FPPC Regulation 18730.1, effective Nov. 2, 2012, is intended to narrow the reporting requirements for designated employees who report sources of gifts from outside the agency’s jurisdiction when those sources are unlikely to influence the designated employee in his or her official capacities. Meanwhile, the reporting of gifts received from sources within a designated employee’s agency’s jurisdiction would be further tailored through the disclosure categories developed by each local agency.
Existing state law requires every public agency to adopt a Conflict of Interest Code covering agency officials who engage in governmental decision-making. The Conflict of Interest Code must satisfy the prerequisites contained in Government Code section 87309. In addition, the Code must meet certain constitutional standards and therefore the Code must avoid over-breadth.

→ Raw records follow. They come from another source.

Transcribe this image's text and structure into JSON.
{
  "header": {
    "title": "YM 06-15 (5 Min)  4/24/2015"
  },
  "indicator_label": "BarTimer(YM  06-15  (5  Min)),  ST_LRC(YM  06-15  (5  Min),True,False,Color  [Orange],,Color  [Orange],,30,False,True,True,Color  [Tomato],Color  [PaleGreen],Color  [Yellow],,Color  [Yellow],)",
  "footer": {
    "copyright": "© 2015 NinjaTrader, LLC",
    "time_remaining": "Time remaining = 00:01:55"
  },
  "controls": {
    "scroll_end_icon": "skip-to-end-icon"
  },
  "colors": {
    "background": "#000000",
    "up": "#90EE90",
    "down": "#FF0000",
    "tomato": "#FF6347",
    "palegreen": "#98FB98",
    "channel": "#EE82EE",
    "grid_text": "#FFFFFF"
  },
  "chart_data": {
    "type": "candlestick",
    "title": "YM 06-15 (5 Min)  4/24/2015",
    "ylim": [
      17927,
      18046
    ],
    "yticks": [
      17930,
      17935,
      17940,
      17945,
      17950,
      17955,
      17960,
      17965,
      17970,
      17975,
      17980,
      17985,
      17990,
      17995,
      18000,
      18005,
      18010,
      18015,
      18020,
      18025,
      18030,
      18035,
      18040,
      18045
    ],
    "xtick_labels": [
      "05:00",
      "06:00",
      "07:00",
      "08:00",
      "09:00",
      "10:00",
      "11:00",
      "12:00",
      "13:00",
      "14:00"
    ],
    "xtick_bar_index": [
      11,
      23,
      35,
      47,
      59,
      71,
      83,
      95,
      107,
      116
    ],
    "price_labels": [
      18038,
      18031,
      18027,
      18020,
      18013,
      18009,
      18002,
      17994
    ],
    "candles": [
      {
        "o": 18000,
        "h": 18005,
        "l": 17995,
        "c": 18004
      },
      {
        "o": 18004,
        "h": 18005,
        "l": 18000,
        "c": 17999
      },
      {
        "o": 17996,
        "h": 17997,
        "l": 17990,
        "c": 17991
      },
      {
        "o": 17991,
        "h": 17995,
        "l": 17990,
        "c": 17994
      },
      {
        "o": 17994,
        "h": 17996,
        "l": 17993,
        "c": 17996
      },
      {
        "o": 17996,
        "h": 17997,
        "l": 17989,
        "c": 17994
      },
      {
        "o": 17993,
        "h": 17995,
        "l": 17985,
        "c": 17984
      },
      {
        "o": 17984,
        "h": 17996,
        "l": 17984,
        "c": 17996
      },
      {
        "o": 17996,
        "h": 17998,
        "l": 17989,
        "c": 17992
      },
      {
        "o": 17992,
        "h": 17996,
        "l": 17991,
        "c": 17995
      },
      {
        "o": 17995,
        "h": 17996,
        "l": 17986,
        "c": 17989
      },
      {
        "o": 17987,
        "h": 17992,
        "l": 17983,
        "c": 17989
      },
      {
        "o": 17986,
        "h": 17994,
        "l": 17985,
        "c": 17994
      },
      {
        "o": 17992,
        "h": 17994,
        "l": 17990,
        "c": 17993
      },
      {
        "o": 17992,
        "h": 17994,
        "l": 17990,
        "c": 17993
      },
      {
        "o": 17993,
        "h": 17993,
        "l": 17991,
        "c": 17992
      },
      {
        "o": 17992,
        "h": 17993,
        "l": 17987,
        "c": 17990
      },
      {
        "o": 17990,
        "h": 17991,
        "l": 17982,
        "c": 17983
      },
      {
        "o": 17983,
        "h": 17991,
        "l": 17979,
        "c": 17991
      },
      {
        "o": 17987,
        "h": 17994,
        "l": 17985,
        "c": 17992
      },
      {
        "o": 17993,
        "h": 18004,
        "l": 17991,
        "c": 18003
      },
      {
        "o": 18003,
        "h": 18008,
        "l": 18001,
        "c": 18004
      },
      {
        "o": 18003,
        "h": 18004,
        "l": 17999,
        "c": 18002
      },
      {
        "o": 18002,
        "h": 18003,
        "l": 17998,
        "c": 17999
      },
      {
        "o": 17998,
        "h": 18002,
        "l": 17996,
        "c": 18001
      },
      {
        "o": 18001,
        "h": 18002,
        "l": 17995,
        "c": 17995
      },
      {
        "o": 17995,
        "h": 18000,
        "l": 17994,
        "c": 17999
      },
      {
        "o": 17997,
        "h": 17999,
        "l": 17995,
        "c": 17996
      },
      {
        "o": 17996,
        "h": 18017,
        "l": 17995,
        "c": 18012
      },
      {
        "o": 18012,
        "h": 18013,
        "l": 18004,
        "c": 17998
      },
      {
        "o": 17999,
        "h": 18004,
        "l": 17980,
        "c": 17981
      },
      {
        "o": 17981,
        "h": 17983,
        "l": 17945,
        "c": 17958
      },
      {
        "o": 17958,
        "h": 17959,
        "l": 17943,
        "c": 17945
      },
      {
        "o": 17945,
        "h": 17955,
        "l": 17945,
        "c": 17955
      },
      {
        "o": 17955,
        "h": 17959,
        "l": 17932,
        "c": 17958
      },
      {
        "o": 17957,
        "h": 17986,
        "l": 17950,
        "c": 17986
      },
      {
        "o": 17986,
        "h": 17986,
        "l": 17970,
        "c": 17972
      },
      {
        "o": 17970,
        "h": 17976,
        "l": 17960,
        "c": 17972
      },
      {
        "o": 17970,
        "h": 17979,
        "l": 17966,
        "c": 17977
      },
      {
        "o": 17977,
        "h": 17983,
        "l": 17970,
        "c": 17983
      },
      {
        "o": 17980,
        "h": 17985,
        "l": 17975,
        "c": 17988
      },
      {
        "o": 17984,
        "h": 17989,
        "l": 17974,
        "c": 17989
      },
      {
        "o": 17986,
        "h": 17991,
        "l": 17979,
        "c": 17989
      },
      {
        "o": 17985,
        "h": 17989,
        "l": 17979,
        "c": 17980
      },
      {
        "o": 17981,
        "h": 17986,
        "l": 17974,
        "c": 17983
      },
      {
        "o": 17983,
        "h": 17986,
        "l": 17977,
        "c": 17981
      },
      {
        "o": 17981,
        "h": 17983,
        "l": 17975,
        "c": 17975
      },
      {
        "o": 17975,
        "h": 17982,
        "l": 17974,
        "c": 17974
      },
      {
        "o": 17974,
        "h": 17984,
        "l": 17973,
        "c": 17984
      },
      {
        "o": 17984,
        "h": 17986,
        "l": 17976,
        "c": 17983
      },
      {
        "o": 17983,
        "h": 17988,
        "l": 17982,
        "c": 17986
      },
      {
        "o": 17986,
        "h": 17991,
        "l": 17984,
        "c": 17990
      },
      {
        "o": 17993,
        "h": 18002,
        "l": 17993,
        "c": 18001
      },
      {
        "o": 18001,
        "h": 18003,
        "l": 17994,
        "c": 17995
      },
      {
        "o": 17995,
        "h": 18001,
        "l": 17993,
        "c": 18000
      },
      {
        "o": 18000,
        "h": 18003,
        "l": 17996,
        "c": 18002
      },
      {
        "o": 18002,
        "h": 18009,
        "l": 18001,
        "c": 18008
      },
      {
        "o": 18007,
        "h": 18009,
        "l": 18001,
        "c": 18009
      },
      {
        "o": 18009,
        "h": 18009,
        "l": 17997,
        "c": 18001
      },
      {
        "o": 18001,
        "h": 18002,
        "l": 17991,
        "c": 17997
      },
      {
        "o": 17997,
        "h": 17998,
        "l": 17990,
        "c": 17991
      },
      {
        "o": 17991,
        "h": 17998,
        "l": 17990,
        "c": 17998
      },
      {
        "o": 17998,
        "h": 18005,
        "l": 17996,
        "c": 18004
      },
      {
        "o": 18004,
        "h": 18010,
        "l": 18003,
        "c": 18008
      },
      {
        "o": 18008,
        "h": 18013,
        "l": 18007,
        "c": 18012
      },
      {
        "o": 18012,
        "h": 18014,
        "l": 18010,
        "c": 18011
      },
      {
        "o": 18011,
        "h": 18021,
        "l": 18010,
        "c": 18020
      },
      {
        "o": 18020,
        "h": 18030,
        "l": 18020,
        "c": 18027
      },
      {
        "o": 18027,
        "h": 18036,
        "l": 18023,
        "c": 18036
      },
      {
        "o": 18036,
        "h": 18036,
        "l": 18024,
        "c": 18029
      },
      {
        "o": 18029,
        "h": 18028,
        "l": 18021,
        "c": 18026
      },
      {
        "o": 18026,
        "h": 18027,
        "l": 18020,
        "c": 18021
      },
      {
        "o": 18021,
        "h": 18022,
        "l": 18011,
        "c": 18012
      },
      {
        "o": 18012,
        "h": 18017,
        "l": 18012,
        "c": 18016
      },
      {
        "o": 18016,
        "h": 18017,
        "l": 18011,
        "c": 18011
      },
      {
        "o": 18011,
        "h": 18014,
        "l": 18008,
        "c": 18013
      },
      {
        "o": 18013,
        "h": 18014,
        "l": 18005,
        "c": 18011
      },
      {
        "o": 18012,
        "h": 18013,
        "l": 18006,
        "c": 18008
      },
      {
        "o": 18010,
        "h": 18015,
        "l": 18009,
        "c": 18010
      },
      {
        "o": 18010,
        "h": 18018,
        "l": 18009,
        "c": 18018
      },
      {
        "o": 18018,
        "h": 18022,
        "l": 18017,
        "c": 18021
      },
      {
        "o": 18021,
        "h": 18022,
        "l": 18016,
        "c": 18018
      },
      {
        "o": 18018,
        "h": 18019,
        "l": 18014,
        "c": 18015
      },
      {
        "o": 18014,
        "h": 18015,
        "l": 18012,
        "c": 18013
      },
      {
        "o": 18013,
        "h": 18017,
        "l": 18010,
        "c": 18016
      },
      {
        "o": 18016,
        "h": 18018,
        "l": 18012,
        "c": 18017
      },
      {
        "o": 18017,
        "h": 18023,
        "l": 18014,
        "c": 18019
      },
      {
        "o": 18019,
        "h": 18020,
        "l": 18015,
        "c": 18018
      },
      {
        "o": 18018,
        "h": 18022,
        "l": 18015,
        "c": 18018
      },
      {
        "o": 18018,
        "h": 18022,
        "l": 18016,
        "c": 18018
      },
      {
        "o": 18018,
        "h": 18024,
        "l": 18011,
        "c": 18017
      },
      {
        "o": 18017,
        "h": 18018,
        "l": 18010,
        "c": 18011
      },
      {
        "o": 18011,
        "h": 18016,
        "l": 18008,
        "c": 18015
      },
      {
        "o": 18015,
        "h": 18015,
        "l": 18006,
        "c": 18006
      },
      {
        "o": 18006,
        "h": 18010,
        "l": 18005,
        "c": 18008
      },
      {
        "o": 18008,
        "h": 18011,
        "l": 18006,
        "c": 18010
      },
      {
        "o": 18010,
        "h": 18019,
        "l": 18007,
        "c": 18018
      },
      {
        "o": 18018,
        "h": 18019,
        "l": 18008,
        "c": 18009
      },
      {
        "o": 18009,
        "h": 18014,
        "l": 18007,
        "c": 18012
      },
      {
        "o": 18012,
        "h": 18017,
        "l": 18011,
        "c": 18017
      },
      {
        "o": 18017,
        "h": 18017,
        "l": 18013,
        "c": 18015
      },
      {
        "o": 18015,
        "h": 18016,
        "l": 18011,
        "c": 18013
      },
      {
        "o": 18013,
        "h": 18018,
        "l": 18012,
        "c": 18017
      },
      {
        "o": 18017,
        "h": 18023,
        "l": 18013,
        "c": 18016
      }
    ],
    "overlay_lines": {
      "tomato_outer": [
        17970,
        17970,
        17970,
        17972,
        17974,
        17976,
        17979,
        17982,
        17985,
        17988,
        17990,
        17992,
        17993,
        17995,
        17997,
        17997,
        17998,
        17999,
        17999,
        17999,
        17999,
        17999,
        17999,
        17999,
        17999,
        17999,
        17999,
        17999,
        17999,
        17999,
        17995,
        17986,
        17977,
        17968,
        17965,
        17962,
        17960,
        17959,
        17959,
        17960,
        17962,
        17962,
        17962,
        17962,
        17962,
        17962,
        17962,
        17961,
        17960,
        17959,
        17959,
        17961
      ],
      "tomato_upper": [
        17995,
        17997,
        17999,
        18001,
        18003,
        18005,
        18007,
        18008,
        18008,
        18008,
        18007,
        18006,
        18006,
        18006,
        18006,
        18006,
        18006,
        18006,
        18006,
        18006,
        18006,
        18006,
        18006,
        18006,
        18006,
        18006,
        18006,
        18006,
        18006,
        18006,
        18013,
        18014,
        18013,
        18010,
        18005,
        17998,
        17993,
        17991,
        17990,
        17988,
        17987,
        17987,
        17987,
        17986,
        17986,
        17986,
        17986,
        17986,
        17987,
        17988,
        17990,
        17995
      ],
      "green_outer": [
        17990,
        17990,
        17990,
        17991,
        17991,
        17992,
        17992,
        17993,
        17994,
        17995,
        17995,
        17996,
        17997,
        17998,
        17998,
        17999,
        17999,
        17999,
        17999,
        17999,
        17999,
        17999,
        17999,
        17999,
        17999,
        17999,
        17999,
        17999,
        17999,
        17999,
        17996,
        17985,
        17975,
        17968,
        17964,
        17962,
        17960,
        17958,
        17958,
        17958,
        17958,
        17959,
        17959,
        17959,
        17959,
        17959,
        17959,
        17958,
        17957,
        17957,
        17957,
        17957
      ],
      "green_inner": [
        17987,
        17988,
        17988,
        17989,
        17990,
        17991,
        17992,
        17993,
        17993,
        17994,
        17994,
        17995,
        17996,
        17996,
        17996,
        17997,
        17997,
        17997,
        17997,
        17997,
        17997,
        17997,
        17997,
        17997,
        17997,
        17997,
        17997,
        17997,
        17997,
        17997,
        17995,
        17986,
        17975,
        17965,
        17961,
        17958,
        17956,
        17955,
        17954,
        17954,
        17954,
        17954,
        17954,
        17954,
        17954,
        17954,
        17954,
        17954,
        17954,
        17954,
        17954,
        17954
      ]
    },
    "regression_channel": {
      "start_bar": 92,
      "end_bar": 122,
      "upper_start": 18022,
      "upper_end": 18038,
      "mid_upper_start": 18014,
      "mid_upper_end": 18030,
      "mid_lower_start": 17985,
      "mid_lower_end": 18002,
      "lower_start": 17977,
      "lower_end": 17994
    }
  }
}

The FPPC’s prior interpretation of its gift rules resulted in the reporting of virtually all gifts by employees with full disclosure obligations, regardless of where the source of those gifts was located. This was the case, even if the source of the gift had no connection whatsoever to an employee's agency. This new regulation clarifies that designated employees are only required to disclose those economic interests, including sources of gifts, that have some bearing or connection to their existing job duties or functions.
As a result, many local Conflict of Interest Codes will need to be updated, since many still require disclosure by designated employees even where there is no foreseeable potential conflict of interest. By following this new guidance, these changes will improve the defensibility of an agency’s Conflict of Interest Code if ever challenged in court.